Il filo del rapporto tra delle fondazioni va ri­componendosi. Martedì a Milano i loro leader si sono ritrovati in modo riservato per ascoltare il presidente del consiglio di sorveglianza, Giovan­ni Bazoli, che cura i rapporti tra i soci della ban­ca.

A Torino si aspettano che, senza cambiare la leadership operativa, il poter venga un po’ più distribuito. La direzione generale lasciata libera da Pietro Modiano potrebbe aiutare. Ma la prova del nove sarà martedì 29 settembre quando si dovrà scegliere se emettere o non emettere i Tre­monti bond.

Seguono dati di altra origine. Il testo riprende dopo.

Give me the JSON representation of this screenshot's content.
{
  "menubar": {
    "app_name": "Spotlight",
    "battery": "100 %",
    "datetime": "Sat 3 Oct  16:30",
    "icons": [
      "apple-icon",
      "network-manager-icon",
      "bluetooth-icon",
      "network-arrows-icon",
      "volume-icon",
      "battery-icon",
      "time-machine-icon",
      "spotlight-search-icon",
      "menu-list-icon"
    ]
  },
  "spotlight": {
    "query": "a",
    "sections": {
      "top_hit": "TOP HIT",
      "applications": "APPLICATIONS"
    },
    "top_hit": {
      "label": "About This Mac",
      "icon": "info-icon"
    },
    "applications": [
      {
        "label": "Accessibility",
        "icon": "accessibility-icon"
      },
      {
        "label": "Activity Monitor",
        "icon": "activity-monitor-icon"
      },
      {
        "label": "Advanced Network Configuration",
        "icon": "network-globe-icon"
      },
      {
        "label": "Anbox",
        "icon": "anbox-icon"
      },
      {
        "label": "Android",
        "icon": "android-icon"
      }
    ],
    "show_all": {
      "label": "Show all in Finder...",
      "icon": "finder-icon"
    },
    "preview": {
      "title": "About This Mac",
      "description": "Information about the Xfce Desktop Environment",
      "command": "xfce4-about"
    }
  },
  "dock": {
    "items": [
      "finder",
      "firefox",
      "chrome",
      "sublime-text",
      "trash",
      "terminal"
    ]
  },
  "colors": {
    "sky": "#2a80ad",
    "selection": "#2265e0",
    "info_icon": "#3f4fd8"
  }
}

Passera, sempre forte del pieno appoggio di Bazoli, ha chiarito che quella decisione resta di­sgiunta da Fideuram. di cui nessun organo ha an­cora discusso. Secondo il quotidiano Mf , l’ipote­si Agnelli sarebbe già caduta. La partita, in real­tà, resta aperta non foss’altro perché le procedu­re di trasparenza previste dalla legge, avendo l’Exor i suoi rappresentanti nei consigli di Inte­sa, richiedono tempo. Vendesse Fideuram al va­lore di carico (2,5 miliardi), Intesa aumentereb­be di 2 miliardi il patrimonio di vigilanza. Ma è difficile che rinunci a un guadagno sensibile, e ad aumentare ancor più le sue riserve, magari ac­certando se non ci siano pretendenti più genero­si degli Agnelli. Se, come sembra, Unicredit, si orienterà verso l’aumento di capitale, Intesa Sanpaolo potrà trovare nelle dismissioni - ne ha per un potenziale di 8-10 miliardi - l’alternativa a quello e all’aiuto di Stato. Che costa l’8,5% inde­ducibile, e cioè il 12 reale, e apre le porte delle banche alla politica. Enrico Salza, presidente del consiglio di gestione, disse: «Piuttosto il gover­no ci nazionalizzi». Era la sfida di un vecchio li­berale sicuro di farcela. Ma il 29 settembre è an­cora lontano.